Her pregnancy proceeds at an advanced rate and they cut short their honeymoon and head back to Forks. When the werewolves find out what has happened, they are furious – and terrified. The spawn of such a union will be demonic indeed and in order to protect themselves, they must kill Bella before she can give birth. Jacob of course is having none of this and he leaves his pack, creating a new pack with Seth (Stewart) and Leah (Jones) with Jacob as the Alpha.

Bella grows progressively weaker and soon is forced to drink human blood to keep the fetus viable and allows Bella to gain some much-needed strength. When she goes into labor, all Hell is going to break loose. Edward must convert her into vampirism but will it be enough to save him – to save them all?

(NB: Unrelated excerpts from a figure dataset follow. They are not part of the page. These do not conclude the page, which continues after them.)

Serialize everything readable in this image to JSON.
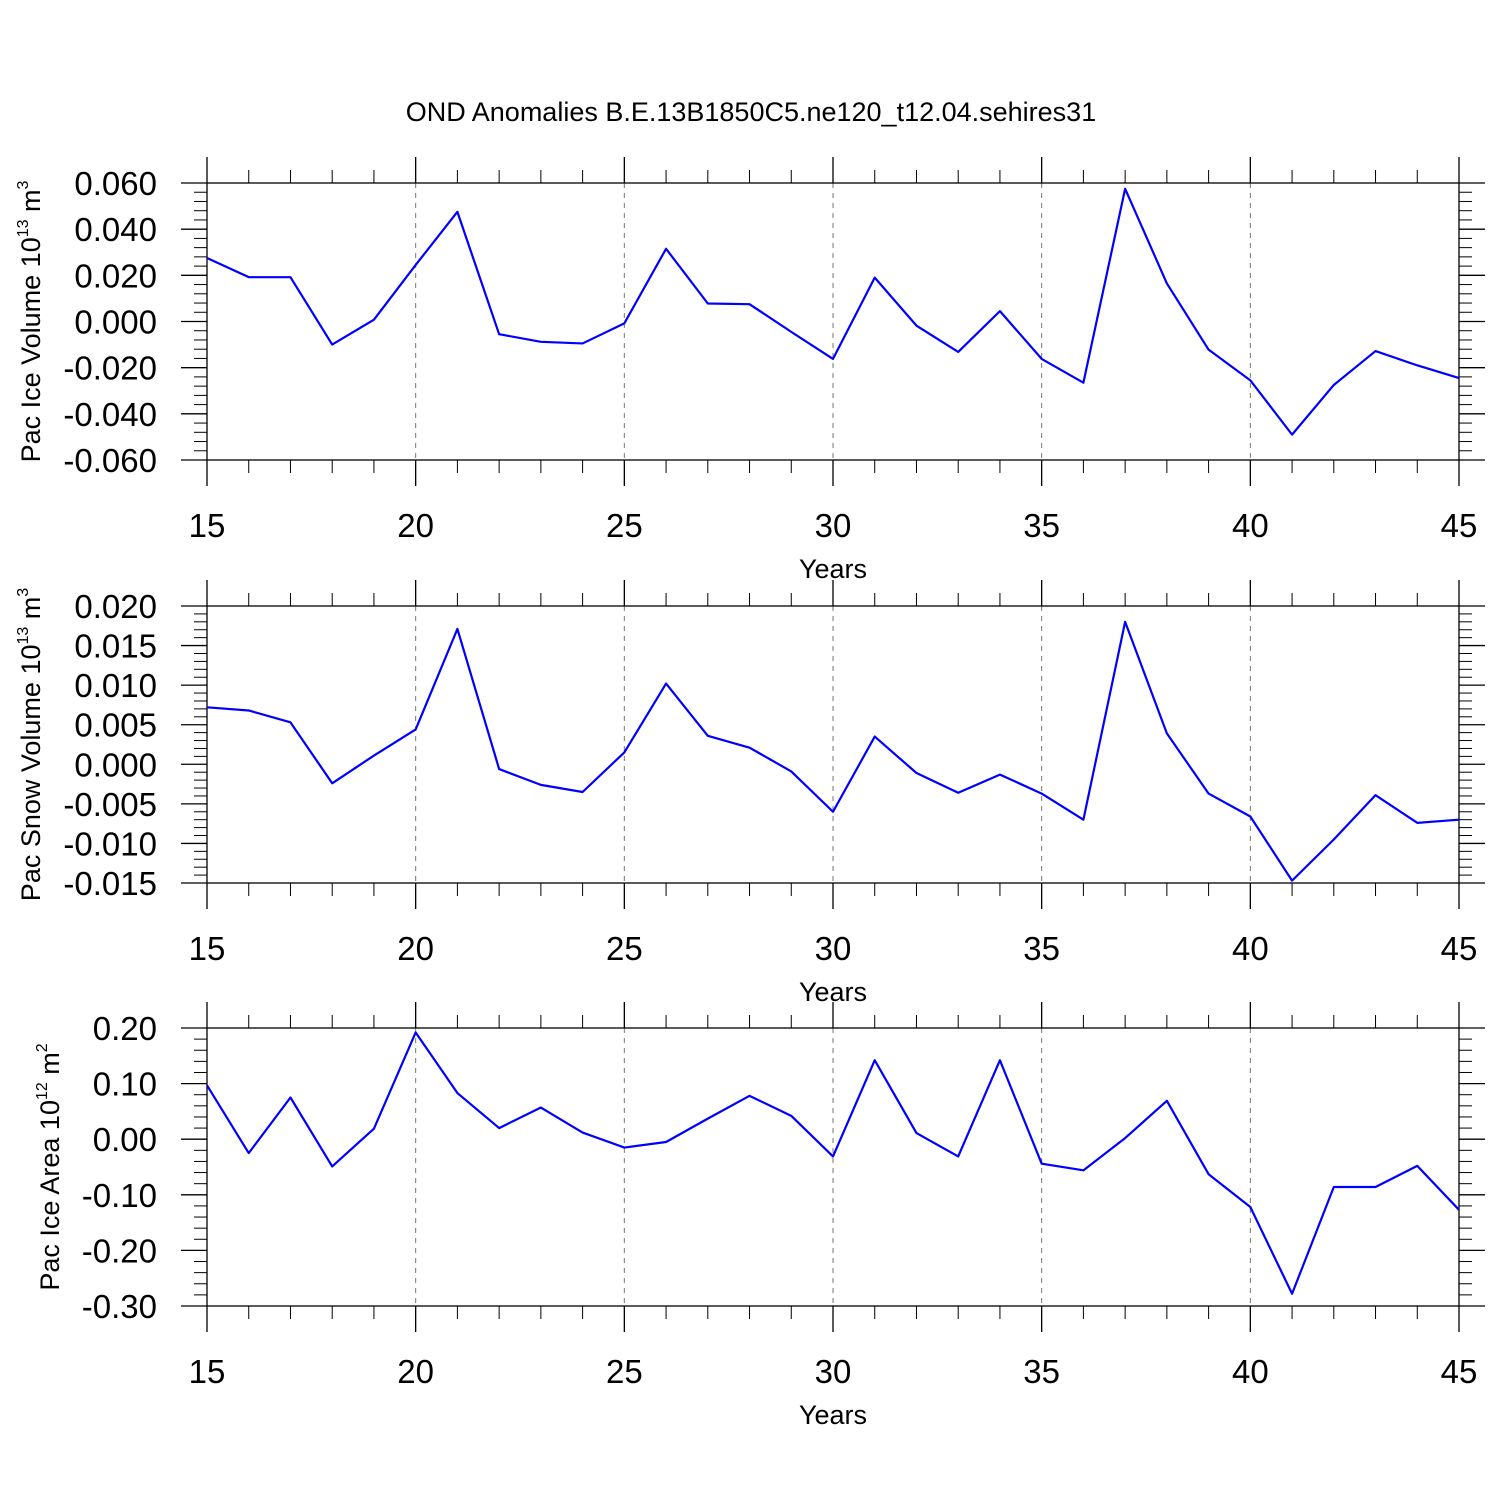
{
  "title": "OND Anomalies B.E.13B1850C5.ne120_t12.04.sehires31",
  "chart_data": [
    {
      "type": "line",
      "title": "OND Anomalies B.E.13B1850C5.ne120_t12.04.sehires31",
      "xlabel": "Years",
      "ylabel_main": "Pac Ice Volume 10",
      "ylabel_exp": "13",
      "ylabel_unit": " m",
      "ylabel_unit_exp": "3",
      "xlim": [
        15,
        45
      ],
      "ylim": [
        -0.06,
        0.06
      ],
      "yticks": [
        -0.06,
        -0.04,
        -0.02,
        0.0,
        0.02,
        0.04,
        0.06
      ],
      "ytick_labels": [
        "-0.060",
        "-0.040",
        "-0.020",
        "0.000",
        "0.020",
        "0.040",
        "0.060"
      ],
      "xticks": [
        15,
        20,
        25,
        30,
        35,
        40,
        45
      ],
      "xtick_labels": [
        "15",
        "20",
        "25",
        "30",
        "35",
        "40",
        "45"
      ],
      "line_color": "#0000ff",
      "x": [
        15,
        16,
        17,
        18,
        19,
        20,
        21,
        22,
        23,
        24,
        25,
        26,
        27,
        28,
        29,
        30,
        31,
        32,
        33,
        34,
        35,
        36,
        37,
        38,
        39,
        40,
        41,
        42,
        43,
        44,
        45
      ],
      "values": [
        0.0275,
        0.0192,
        0.0192,
        -0.01,
        0.0008,
        0.0245,
        0.0475,
        -0.0055,
        -0.0088,
        -0.0095,
        -0.0008,
        0.0315,
        0.0078,
        0.0075,
        -0.0045,
        -0.0162,
        0.019,
        -0.0018,
        -0.0132,
        0.0045,
        -0.0162,
        -0.0265,
        0.0575,
        0.0165,
        -0.0122,
        -0.0255,
        -0.049,
        -0.0275,
        -0.0128,
        -0.019,
        -0.0245
      ]
    },
    {
      "type": "line",
      "xlabel": "Years",
      "ylabel_main": "Pac Snow Volume 10",
      "ylabel_exp": "13",
      "ylabel_unit": " m",
      "ylabel_unit_exp": "3",
      "xlim": [
        15,
        45
      ],
      "ylim": [
        -0.015,
        0.02
      ],
      "yticks": [
        -0.015,
        -0.01,
        -0.005,
        0.0,
        0.005,
        0.01,
        0.015,
        0.02
      ],
      "ytick_labels": [
        "-0.015",
        "-0.010",
        "-0.005",
        "0.000",
        "0.005",
        "0.010",
        "0.015",
        "0.020"
      ],
      "xticks": [
        15,
        20,
        25,
        30,
        35,
        40,
        45
      ],
      "xtick_labels": [
        "15",
        "20",
        "25",
        "30",
        "35",
        "40",
        "45"
      ],
      "line_color": "#0000ff",
      "x": [
        15,
        16,
        17,
        18,
        19,
        20,
        21,
        22,
        23,
        24,
        25,
        26,
        27,
        28,
        29,
        30,
        31,
        32,
        33,
        34,
        35,
        36,
        37,
        38,
        39,
        40,
        41,
        42,
        43,
        44,
        45
      ],
      "values": [
        0.0072,
        0.0068,
        0.0053,
        -0.0024,
        0.0011,
        0.0044,
        0.0171,
        -0.0006,
        -0.0026,
        -0.0035,
        0.0015,
        0.0102,
        0.0036,
        0.0021,
        -0.0009,
        -0.006,
        0.0035,
        -0.0011,
        -0.0036,
        -0.0013,
        -0.0037,
        -0.007,
        0.018,
        0.0039,
        -0.0037,
        -0.0066,
        -0.0147,
        -0.0095,
        -0.0039,
        -0.0074,
        -0.007
      ]
    },
    {
      "type": "line",
      "xlabel": "Years",
      "ylabel_main": "Pac Ice Area 10",
      "ylabel_exp": "12",
      "ylabel_unit": " m",
      "ylabel_unit_exp": "2",
      "xlim": [
        15,
        45
      ],
      "ylim": [
        -0.3,
        0.2
      ],
      "yticks": [
        -0.3,
        -0.2,
        -0.1,
        0.0,
        0.1,
        0.2
      ],
      "ytick_labels": [
        "-0.30",
        "-0.20",
        "-0.10",
        "0.00",
        "0.10",
        "0.20"
      ],
      "xticks": [
        15,
        20,
        25,
        30,
        35,
        40,
        45
      ],
      "xtick_labels": [
        "15",
        "20",
        "25",
        "30",
        "35",
        "40",
        "45"
      ],
      "line_color": "#0000ff",
      "x": [
        15,
        16,
        17,
        18,
        19,
        20,
        21,
        22,
        23,
        24,
        25,
        26,
        27,
        28,
        29,
        30,
        31,
        32,
        33,
        34,
        35,
        36,
        37,
        38,
        39,
        40,
        41,
        42,
        43,
        44,
        45
      ],
      "values": [
        0.097,
        -0.025,
        0.075,
        -0.049,
        0.019,
        0.192,
        0.083,
        0.02,
        0.057,
        0.012,
        -0.015,
        -0.005,
        0.037,
        0.078,
        0.042,
        -0.031,
        0.142,
        0.011,
        -0.031,
        0.142,
        -0.044,
        -0.056,
        0.002,
        0.069,
        -0.063,
        -0.122,
        -0.278,
        -0.086,
        -0.086,
        -0.048,
        -0.127
      ]
    }
  ]
}
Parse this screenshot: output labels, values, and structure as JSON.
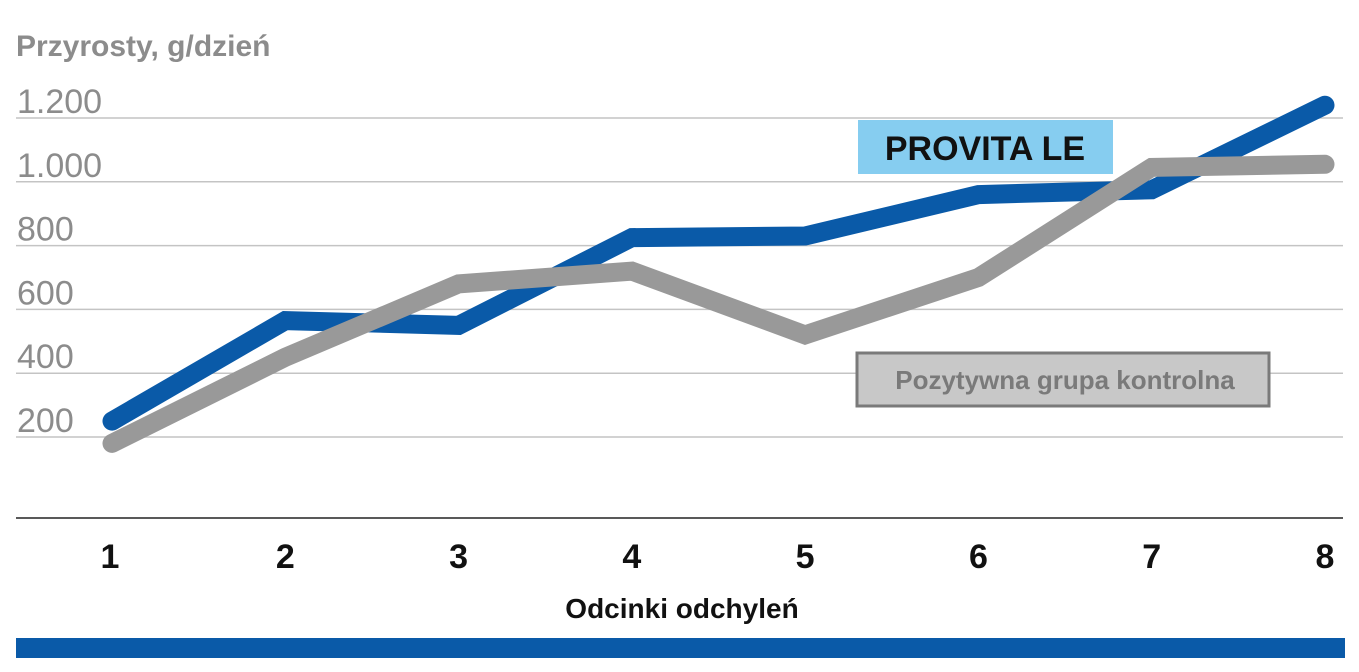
{
  "chart_data": {
    "type": "line",
    "ylabel": "Przyrosty, g/dzień",
    "xlabel": "Odcinki odchyleń",
    "x": [
      "1",
      "2",
      "3",
      "4",
      "5",
      "6",
      "7",
      "8"
    ],
    "yticks": [
      "200",
      "400",
      "600",
      "800",
      "1.000",
      "1.200"
    ],
    "ytick_values": [
      200,
      400,
      600,
      800,
      1000,
      1200
    ],
    "ylim": [
      0,
      1300
    ],
    "grid": true,
    "series": [
      {
        "name": "PROVITA LE",
        "color": "#0a5aa8",
        "x": [
          1,
          2,
          3,
          4,
          5,
          6,
          7,
          8
        ],
        "values": [
          250,
          565,
          550,
          825,
          830,
          960,
          975,
          1240
        ]
      },
      {
        "name": "Pozytywna grupa kontrolna",
        "color": "#999999",
        "x": [
          1,
          2,
          3,
          4,
          5,
          6,
          7,
          8
        ],
        "values": [
          180,
          450,
          680,
          720,
          520,
          700,
          1045,
          1055
        ]
      }
    ],
    "legend": [
      {
        "label": "PROVITA LE",
        "background": "#86cdf0"
      },
      {
        "label": "Pozytywna grupa kontrolna",
        "background": "#c8c8c8",
        "border": "#7a7a7a"
      }
    ]
  },
  "footer_bar_color": "#0a5aa8"
}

Condon is actually a pretty decent director with such movies as Gods and Monsters and Dreamgirls to his credit. He brings Guillermo del Toro’s usual cinematographer Guillermo Navarro on board and Navarro responds with the most beautifully shot movie of the series. He also continues to stock the soundtrack, as those who came before him did, with some nifty alt-rock tunes that nicely enhance the movie and appeal nicely to the target crowd.

Unfortunately, the dialogue is cringe-inducing and the acting really hasn’t improved much over the course of the series. Of course, you can’t really blame the actors for that – Summit’s demanding shooting schedule in producing one of these suckers every year is bound to take its toll.

There is enough here that makes this a much superior film to New Moon which isn’t saying much, but it’s still not enough for me to really recommend it to most audiences. Hardcore fans will love this as they inevitably would – TwiHards are nothing if not loyal – and even those not quite so obsessed but still within the target audience are likely to find this worthwhile.

The overwrought drama and again, choosing to make Bella a simpering idiot rather than a truly strong role model for her audience is frustrating. Meyer and those involved with the series have chosen to waste an opportunity to create a hugely popular series with strong female role models and instead turns it into an indigestible bodice ripper with little redeeming value other than it excites the fantasies of young girls and middle-aged women alike. While there is certainly nothing wrong with that as a goal, at least couldn’t they have made Bella able to protect herself?

WHY RENT THIS: There are plenty of fans who think this is the best film of the series.

WHY RENT SOMETHING ELSE: I’m not one of them.

FAMILY VALUES:  There are some scenes of paranormal action, some partial nudity and scenes of sexuality, a couple of disturbing images and some mature (relatively speaking) thematic elements..

TRIVIAL PURSUIT: Author of the Twilight series of books Stephenie Meyer has a cameo appearance as a guest at the wedding of Bella and Edward.

NOTABLE HOME VIDEO EXTRAS: There is a wedding video done in the hand-held style of most home wedding videos. There’s also a Jacob Fast-Forward and an Edward Fast-Forward in which those on the respective teams can watch all the scenes that their favorite heartthrob is in without having to endure those scenes with that other guy.

BOX OFFICE PERFORMANCE: $712.2M on a $110M production budget.